超定番ともいえるロングセラーのスナック菓子、ヤマザキビスケット「チップスター」。赤い円筒上のパッケージでおなじみだが、SNS上では、購入したところパッケージの箱の縦の長さに対してポテトチップが半分ほどしか入っていないという報告が写真とともに拡散され、話題を呼んでいる。
ヤマザキといえば「オレオ」や「リッツ」「プレミアム クラッカー」のメーカーというイメージが強かったが、これらはどれもヤマザキビスケットの前身であるヤマザキ・ナビスコが販売していた。ヤマザキ・ナビスコは、山崎製パンと米ナビスコなどの合弁会社として1970年に設立され、ナビスコブランドの製品を生産・販売していたが、ライセンス供与していたモンデリーズ・インターナショナルとの契約が2016年に終了。前出3商品の日本での販売はモンデリーズ・ジャパンが引き継ぐ一方、ヤマザキ・ナビスコはヤマザキビスケットに社名を変更し、代替商品として現在は「ノアール」「ルヴァンプライム クラッカー」「ルヴァンクラシカル クラッカー」を販売。このほか、「エアリアル」「チップスター」が同社の主力商品となっている。
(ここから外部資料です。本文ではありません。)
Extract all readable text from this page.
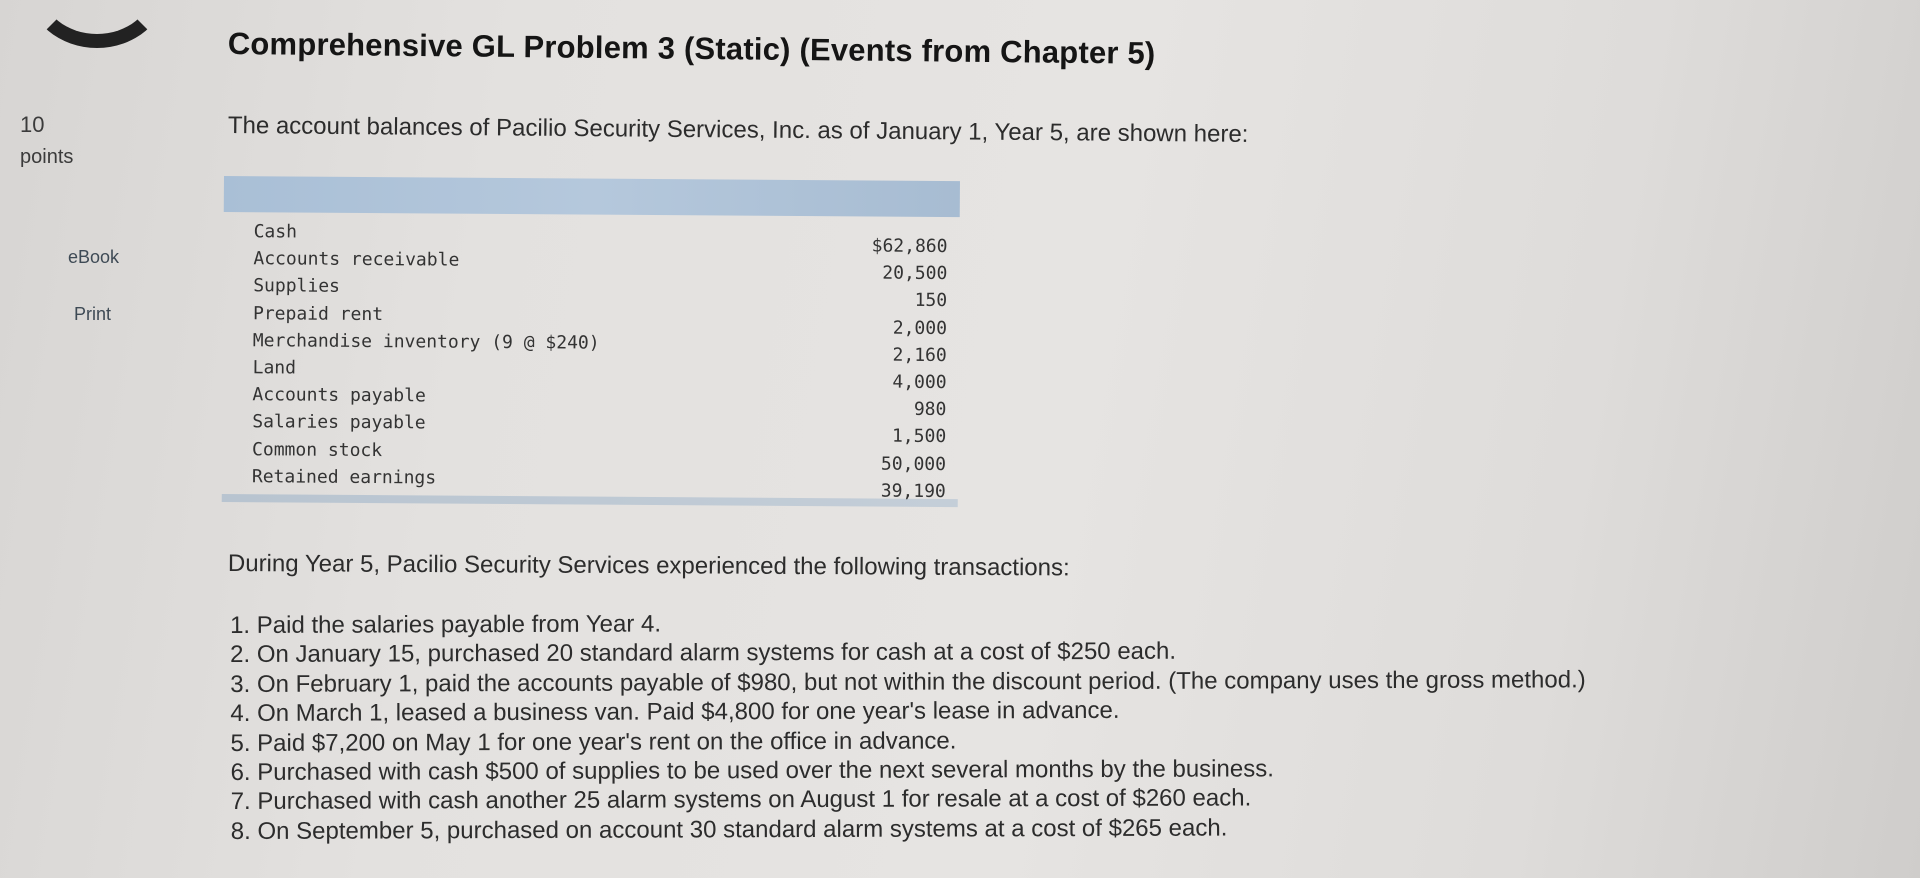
10
points
eBook
Print
Comprehensive GL Problem 3 (Static) (Events from Chapter 5)
The account balances of Pacilio Security Services, Inc. as of January 1, Year 5, are shown here:
Cash
Accounts receivable
Supplies
Prepaid rent
Merchandise inventory (9 @ $240)
Land
Accounts payable
Salaries payable
Common stock
Retained earnings
$62,860
20,500
150
2,000
2,160
4,000
980
1,500
50,000
39,190
During Year 5, Pacilio Security Services experienced the following transactions:
1. Paid the salaries payable from Year 4.
2. On January 15, purchased 20 standard alarm systems for cash at a cost of $250 each.
3. On February 1, paid the accounts payable of $980, but not within the discount period. (The company uses the gross method.)
4. On March 1, leased a business van. Paid $4,800 for one year's lease in advance.
5. Paid $7,200 on May 1 for one year's rent on the office in advance.
6. Purchased with cash $500 of supplies to be used over the next several months by the business.
7. Purchased with cash another 25 alarm systems on August 1 for resale at a cost of $260 each.
8. On September 5, purchased on account 30 standard alarm systems at a cost of $265 each.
1976年に日本初の成型ポテトチップとして発売されたチップスターは、約50年の歴史を誇る長寿商品で、今でも多くのスーパーやコンビニエンスストアで目にすることができる。レギュラーのテイストは「うすしお味」「コンソメ」「のりしお」で、シンプルで変わらない味が多くの固定ファンを獲得している。原材料価格やエネルギーコストの上昇を受けた物価上昇が広がるなか、ヤマザキも3月出荷分からチップスターの価格改定と規格改定を実施。現在、都内のスーパーではSサイズが139円、ロング状のLサイズが258円で販売されている(ともに税込み/価格は店舗により異なる)。
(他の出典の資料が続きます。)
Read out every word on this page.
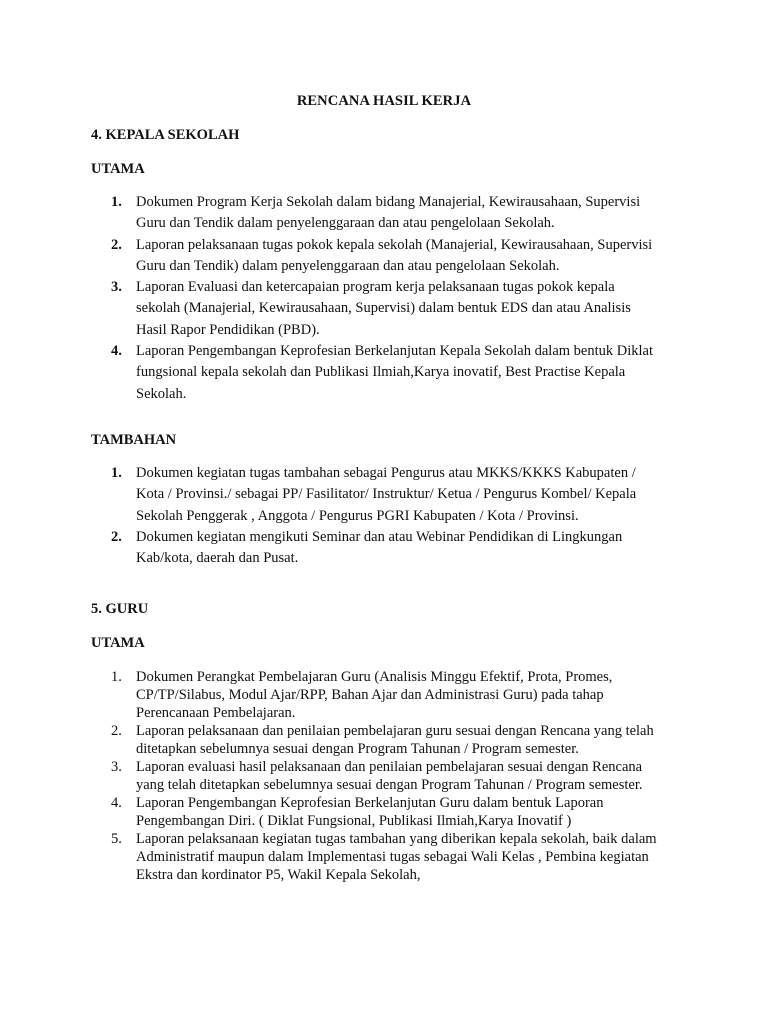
RENCANA HASIL KERJA
4. KEPALA SEKOLAH
UTAMA
1. Dokumen Program Kerja Sekolah dalam bidang Manajerial, Kewirausahaan, Supervisi
Guru dan Tendik dalam penyelenggaraan dan atau pengelolaan Sekolah.
2. Laporan pelaksanaan tugas pokok kepala sekolah (Manajerial, Kewirausahaan, Supervisi
Guru dan Tendik) dalam penyelenggaraan dan atau pengelolaan Sekolah.
3. Laporan Evaluasi dan ketercapaian program kerja pelaksanaan tugas pokok kepala
sekolah (Manajerial, Kewirausahaan, Supervisi) dalam bentuk EDS dan atau Analisis
Hasil Rapor Pendidikan (PBD).
4. Laporan Pengembangan Keprofesian Berkelanjutan Kepala Sekolah dalam bentuk Diklat
fungsional kepala sekolah dan Publikasi Ilmiah,Karya inovatif, Best Practise Kepala
Sekolah.
TAMBAHAN
1. Dokumen kegiatan tugas tambahan sebagai Pengurus atau MKKS/KKKS Kabupaten /
Kota / Provinsi./ sebagai PP/ Fasilitator/ Instruktur/ Ketua / Pengurus Kombel/ Kepala
Sekolah Penggerak , Anggota / Pengurus PGRI Kabupaten / Kota / Provinsi.
2. Dokumen kegiatan mengikuti Seminar dan atau Webinar Pendidikan di Lingkungan
Kab/kota, daerah dan Pusat.
5. GURU
UTAMA
1. Dokumen Perangkat Pembelajaran Guru (Analisis Minggu Efektif, Prota, Promes,
CP/TP/Silabus, Modul Ajar/RPP, Bahan Ajar dan Administrasi Guru) pada tahap
Perencanaan Pembelajaran.
2. Laporan pelaksanaan dan penilaian pembelajaran guru sesuai dengan Rencana yang telah
ditetapkan sebelumnya sesuai dengan Program Tahunan / Program semester.
3. Laporan evaluasi hasil pelaksanaan dan penilaian pembelajaran sesuai dengan Rencana
yang telah ditetapkan sebelumnya sesuai dengan Program Tahunan / Program semester.
4. Laporan Pengembangan Keprofesian Berkelanjutan Guru dalam bentuk Laporan
Pengembangan Diri. ( Diklat Fungsional, Publikasi Ilmiah,Karya Inovatif )
5. Laporan pelaksanaan kegiatan tugas tambahan yang diberikan kepala sekolah, baik dalam
Administratif maupun dalam Implementasi tugas sebagai Wali Kelas , Pembina kegiatan
Ekstra dan kordinator P5, Wakil Kepala Sekolah,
袋入りのスナック菓子、パッケージ全体の半分以上は空気
そんなチップスターだが、パッケージの箱の縦の長さに対してポテトチップが半分ほどしか入っていないという報告が写真とともにSNSで拡散され、以下のようにさまざまな声があがっている。
<チップスター容器は長いのに中身は半分>(原文ママ、以下同)
<優良誤認>
<ポテトチップスの半分は空気>
<筒買わされたようなもんだよ>
<長い方も半分くらいなのかな ハーフサイズの入れ物に全部入ったりして>
<値上げするより量減らすほうが売れるからって限度はある>
<これ箱を短くしたらあかんのか?>
<ポテチの容器や袋は容量に合わせてサイズを小さくすべき>
<企業も大変なんだろうけど誤魔化すくらいなら容器のサイズ合わせたほうが印象は変わる>
実際に当サイトでも都内のスーパーで複数のチップスターを購入したところ、Sサイズ・Lサイズともに概ねパッケージ容器の縦の長さに対してポテトチップが5~6割ほどの高さまで入っている状態であることが確認できた。
「確かに写真の絵的にはインパクトがあり、買った人のなかに『空気と箱を買わされた』と感じる人がいても仕方ないかもしれない。ただ、たとえば袋入りのスナック菓子などはパッケージ全体の半分以上は空気なので、同価格帯の他社のポテトチップ商品と比べて、ことさらにチップスターの内容量が少ないということはないだろう。その意味では、筒状の容器だとパッケージ全体の体積と内容量の違いが一目でわかりやすいので、やり玉にあげられやすい面は否めない」(食品業界関係者)
ヤマザキビスケットの見解
ヤマザキビスケットに聞いた。
――以前に比べて内容量を減らすなどの変更を実施しているのか。
ヤマザキビスケット 内容量は3月1日出荷分より、Lサイズが115gから105gへ、Sサイズが50gから45gへ変更となっています。
――コスト削減や消費資源削減の観点から、内容量に合わせてパッケージのサイズを変更したほうがよいのではないかという声もあるが。
ヤマザキビスケット 原材料価格やエネルギーコストの上昇に対して早急に対応するためには、パッケージサイズ変更までの対応に至りませんでした。お客様の声を真摯に受け止め、今後も製品施策の検討を進めてまいります。
――優良誤認ではないかという指摘もみられるが、貴社の見解は。
ヤマザキビスケット 今回のお客様からのご指摘も真摯に受け止め、総合的に判断していきたいと考えています。